I was quite happy that, during this past month, I got the chance to speak to Boyd Cohen -- one of the foremost climate strategists helping to lead communities, cities, and companies on the journey towards the low carbon economy -- about his most recent book, Post-Capitalist Entrepreneurship: Startups for the 99%. His thought-provoking book challenges many of our underlying assumptions about how entrepreneurs form startups and the objectives and roles (or lack thereof) of startup investors in a post-capitalist society.

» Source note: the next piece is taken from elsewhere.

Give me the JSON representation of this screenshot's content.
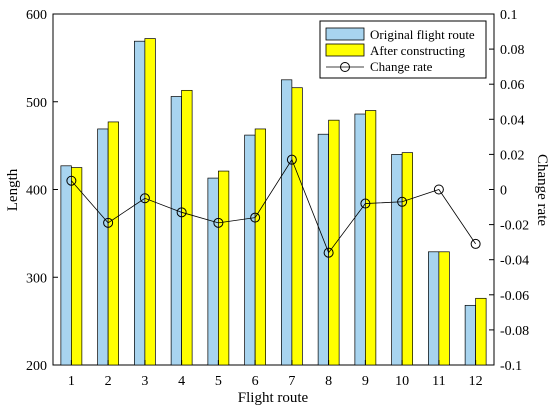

During our conversation, I asked him: “Why has there been such a radical change in the dynamics of startups?" Here is his response:
Several factors have been evolving
and even disrupting the startup scene during the past 5 to10 years. The
democratization of the tools of innovation have led to massive reductions in
costs, time, and barriers for startups. This includes the proliferation of cloud
computing, Software as a Service, and co-working spaces. But furthermore,
the growing number of technologically unemployed and the resentment and
frustration with growing inequality has given rise to a new breed of
entrepreneur who is less focused on private ownership of land, capital, and
human resources (the basic tenets of capitalism) and instead focused on
inclusive, open, and collaborative business models, such as platform
cooperatives and commons-based peer production. The highly disruptive, and
distributed capabilities of blockchain even further these trends, opening up
opportunities for alternative currencies and initial coin offerings (token
sales) as well as automated distributed autonomous organizations where no
intermediary monetizes transactions between peers.
What do you think of Boyd's perspective? What are your thoughts on entrepreneurs who are pursuing radically different approaches to value creation and extraction?